きっかけ:シール交換の場で起きた感情の暴走
いま、シールが子どもたちの間でずいぶん流行しています。交換し合ったり、お気に入りをコレクションしたり。それ自体はほほえましいことですが、「自分のシール」「あなたのシール」と区別し、交換の条件を交渉し合うやり取りには、所有意識がことさら強調されやすい面があります。
ある夜、娘が家族とシール交換をしようとして、うまくいきませんでした。
発端は、「自分のシールがなくなるのが嫌だけど、人のシールは欲しい」という状態になったことです。
友達との交換では節度を守り、お互いに「いいよいいよ」とやり取りできる。ところが、弟との間では「どうせわがままを言われる」という疑いがすぐに出てきてしまい、お母さんに対しては「自分の希望を全部通したい」というわがままが出やすくなる。家族という相手は、友達関係よりむしろ難しい面があります。疑いやわがままが出やすい相手との交換は、当然うまくいかないのです。
不穏な空気の中でシール交換が始まり、娘は次第に感情的になっていきました。
「待って」と言えた子ども
感情的にパニック状態になりながらも、娘はこう言いました。「ちょっと落ち着いてるから待って」「落ち着いたら話していいよ」と。
感情的に暴走しかけながらも、自分がいま聞けていないことを自覚し、落ち着くまで待ってほしいと言えた——これは、心マトリクスの力というよりも、娘自身の偉さです。
感情が爆発している最中に、「自分は今ちゃんと聞けていない」ということをメタ認知し、相手に「待ってほしい」と伝える。6歳の子どもがそれをできたことは、そうなりやすい人間の心理構造を知っているからこそできたことでもあります。
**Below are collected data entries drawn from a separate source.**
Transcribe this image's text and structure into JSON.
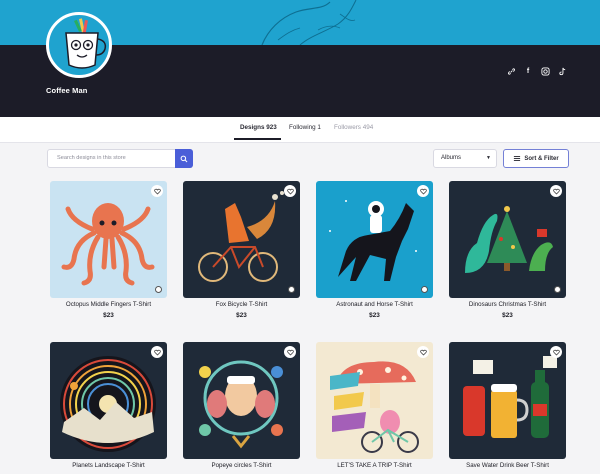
{
  "store": {
    "name": "Coffee Man"
  },
  "social": [
    "link-icon",
    "facebook-icon",
    "instagram-icon",
    "tiktok-icon"
  ],
  "tabs": {
    "designs": "Designs 923",
    "following": "Following 1",
    "followers": "Followers 494"
  },
  "toolbar": {
    "search_placeholder": "Search designs in this store",
    "albums": "Albums",
    "sort_filter": "Sort & Filter"
  },
  "colors": {
    "accent": "#4a5ed8",
    "banner": "#1fa3cf",
    "profile_bar": "#1c1c28"
  },
  "products": [
    {
      "title": "Octopus Middle Fingers T-Shirt",
      "price": "$23",
      "bg": "#c9e3f2"
    },
    {
      "title": "Fox Bicycle T-Shirt",
      "price": "$23",
      "bg": "#1f2a38"
    },
    {
      "title": "Astronaut and Horse T-Shirt",
      "price": "$23",
      "bg": "#1aa0cc"
    },
    {
      "title": "Dinosaurs Christmas T-Shirt",
      "price": "$23",
      "bg": "#1f2a38"
    },
    {
      "title": "Planets Landscape T-Shirt",
      "price": "",
      "bg": "#1f2a38"
    },
    {
      "title": "Popeye circles T-Shirt",
      "price": "",
      "bg": "#1f2a38"
    },
    {
      "title": "LET'S TAKE A TRIP T-Shirt",
      "price": "",
      "bg": "#f3e9d2"
    },
    {
      "title": "Save Water Drink Beer T-Shirt",
      "price": "",
      "bg": "#1f2a38"
    }
  ]
}
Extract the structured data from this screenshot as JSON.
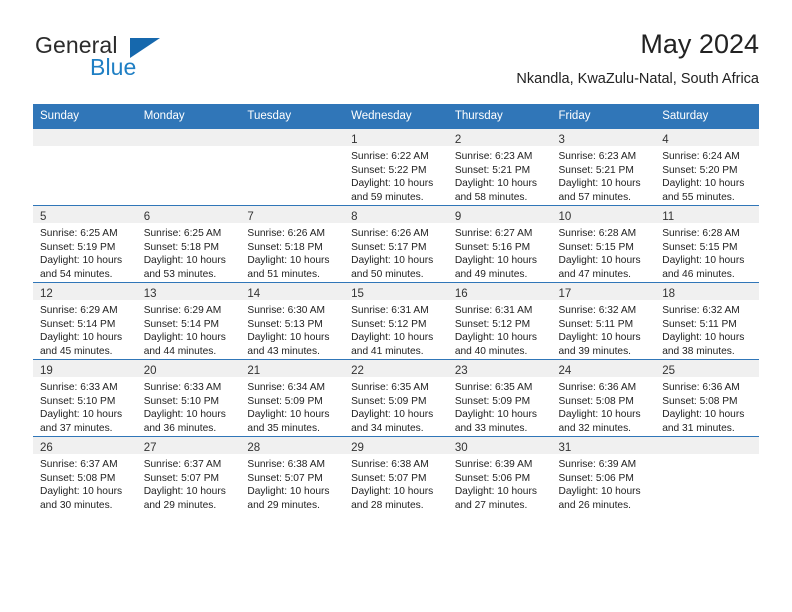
{
  "logo": {
    "word1": "General",
    "word2": "Blue",
    "triangle_color": "#1668ad",
    "blue_text_color": "#1f7fc4"
  },
  "header": {
    "title": "May 2024",
    "subtitle": "Nkandla, KwaZulu-Natal, South Africa",
    "header_bg_color": "#3076b8",
    "header_text_color": "#ffffff"
  },
  "calendar": {
    "weekday_headers": [
      "Sunday",
      "Monday",
      "Tuesday",
      "Wednesday",
      "Thursday",
      "Friday",
      "Saturday"
    ],
    "weeks": [
      [
        {
          "day": "",
          "lines": []
        },
        {
          "day": "",
          "lines": []
        },
        {
          "day": "",
          "lines": []
        },
        {
          "day": "1",
          "lines": [
            "Sunrise: 6:22 AM",
            "Sunset: 5:22 PM",
            "Daylight: 10 hours",
            "and 59 minutes."
          ]
        },
        {
          "day": "2",
          "lines": [
            "Sunrise: 6:23 AM",
            "Sunset: 5:21 PM",
            "Daylight: 10 hours",
            "and 58 minutes."
          ]
        },
        {
          "day": "3",
          "lines": [
            "Sunrise: 6:23 AM",
            "Sunset: 5:21 PM",
            "Daylight: 10 hours",
            "and 57 minutes."
          ]
        },
        {
          "day": "4",
          "lines": [
            "Sunrise: 6:24 AM",
            "Sunset: 5:20 PM",
            "Daylight: 10 hours",
            "and 55 minutes."
          ]
        }
      ],
      [
        {
          "day": "5",
          "lines": [
            "Sunrise: 6:25 AM",
            "Sunset: 5:19 PM",
            "Daylight: 10 hours",
            "and 54 minutes."
          ]
        },
        {
          "day": "6",
          "lines": [
            "Sunrise: 6:25 AM",
            "Sunset: 5:18 PM",
            "Daylight: 10 hours",
            "and 53 minutes."
          ]
        },
        {
          "day": "7",
          "lines": [
            "Sunrise: 6:26 AM",
            "Sunset: 5:18 PM",
            "Daylight: 10 hours",
            "and 51 minutes."
          ]
        },
        {
          "day": "8",
          "lines": [
            "Sunrise: 6:26 AM",
            "Sunset: 5:17 PM",
            "Daylight: 10 hours",
            "and 50 minutes."
          ]
        },
        {
          "day": "9",
          "lines": [
            "Sunrise: 6:27 AM",
            "Sunset: 5:16 PM",
            "Daylight: 10 hours",
            "and 49 minutes."
          ]
        },
        {
          "day": "10",
          "lines": [
            "Sunrise: 6:28 AM",
            "Sunset: 5:15 PM",
            "Daylight: 10 hours",
            "and 47 minutes."
          ]
        },
        {
          "day": "11",
          "lines": [
            "Sunrise: 6:28 AM",
            "Sunset: 5:15 PM",
            "Daylight: 10 hours",
            "and 46 minutes."
          ]
        }
      ],
      [
        {
          "day": "12",
          "lines": [
            "Sunrise: 6:29 AM",
            "Sunset: 5:14 PM",
            "Daylight: 10 hours",
            "and 45 minutes."
          ]
        },
        {
          "day": "13",
          "lines": [
            "Sunrise: 6:29 AM",
            "Sunset: 5:14 PM",
            "Daylight: 10 hours",
            "and 44 minutes."
          ]
        },
        {
          "day": "14",
          "lines": [
            "Sunrise: 6:30 AM",
            "Sunset: 5:13 PM",
            "Daylight: 10 hours",
            "and 43 minutes."
          ]
        },
        {
          "day": "15",
          "lines": [
            "Sunrise: 6:31 AM",
            "Sunset: 5:12 PM",
            "Daylight: 10 hours",
            "and 41 minutes."
          ]
        },
        {
          "day": "16",
          "lines": [
            "Sunrise: 6:31 AM",
            "Sunset: 5:12 PM",
            "Daylight: 10 hours",
            "and 40 minutes."
          ]
        },
        {
          "day": "17",
          "lines": [
            "Sunrise: 6:32 AM",
            "Sunset: 5:11 PM",
            "Daylight: 10 hours",
            "and 39 minutes."
          ]
        },
        {
          "day": "18",
          "lines": [
            "Sunrise: 6:32 AM",
            "Sunset: 5:11 PM",
            "Daylight: 10 hours",
            "and 38 minutes."
          ]
        }
      ],
      [
        {
          "day": "19",
          "lines": [
            "Sunrise: 6:33 AM",
            "Sunset: 5:10 PM",
            "Daylight: 10 hours",
            "and 37 minutes."
          ]
        },
        {
          "day": "20",
          "lines": [
            "Sunrise: 6:33 AM",
            "Sunset: 5:10 PM",
            "Daylight: 10 hours",
            "and 36 minutes."
          ]
        },
        {
          "day": "21",
          "lines": [
            "Sunrise: 6:34 AM",
            "Sunset: 5:09 PM",
            "Daylight: 10 hours",
            "and 35 minutes."
          ]
        },
        {
          "day": "22",
          "lines": [
            "Sunrise: 6:35 AM",
            "Sunset: 5:09 PM",
            "Daylight: 10 hours",
            "and 34 minutes."
          ]
        },
        {
          "day": "23",
          "lines": [
            "Sunrise: 6:35 AM",
            "Sunset: 5:09 PM",
            "Daylight: 10 hours",
            "and 33 minutes."
          ]
        },
        {
          "day": "24",
          "lines": [
            "Sunrise: 6:36 AM",
            "Sunset: 5:08 PM",
            "Daylight: 10 hours",
            "and 32 minutes."
          ]
        },
        {
          "day": "25",
          "lines": [
            "Sunrise: 6:36 AM",
            "Sunset: 5:08 PM",
            "Daylight: 10 hours",
            "and 31 minutes."
          ]
        }
      ],
      [
        {
          "day": "26",
          "lines": [
            "Sunrise: 6:37 AM",
            "Sunset: 5:08 PM",
            "Daylight: 10 hours",
            "and 30 minutes."
          ]
        },
        {
          "day": "27",
          "lines": [
            "Sunrise: 6:37 AM",
            "Sunset: 5:07 PM",
            "Daylight: 10 hours",
            "and 29 minutes."
          ]
        },
        {
          "day": "28",
          "lines": [
            "Sunrise: 6:38 AM",
            "Sunset: 5:07 PM",
            "Daylight: 10 hours",
            "and 29 minutes."
          ]
        },
        {
          "day": "29",
          "lines": [
            "Sunrise: 6:38 AM",
            "Sunset: 5:07 PM",
            "Daylight: 10 hours",
            "and 28 minutes."
          ]
        },
        {
          "day": "30",
          "lines": [
            "Sunrise: 6:39 AM",
            "Sunset: 5:06 PM",
            "Daylight: 10 hours",
            "and 27 minutes."
          ]
        },
        {
          "day": "31",
          "lines": [
            "Sunrise: 6:39 AM",
            "Sunset: 5:06 PM",
            "Daylight: 10 hours",
            "and 26 minutes."
          ]
        },
        {
          "day": "",
          "lines": []
        }
      ]
    ]
  }
}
指導する側——この場合は親——もまた、子どもの感情の波に引っ張られてしまうことがあります。怒りに対して怒りで応じてしまう場面もある。そこから自分が引けるかどうかは、子どもが落ち着こうとしている姿勢を見た瞬間に気づけるかどうかにかかっています。その夜は、娘の冷静さに気づいた瞬間に、こちらの感情もスッと引くことができました。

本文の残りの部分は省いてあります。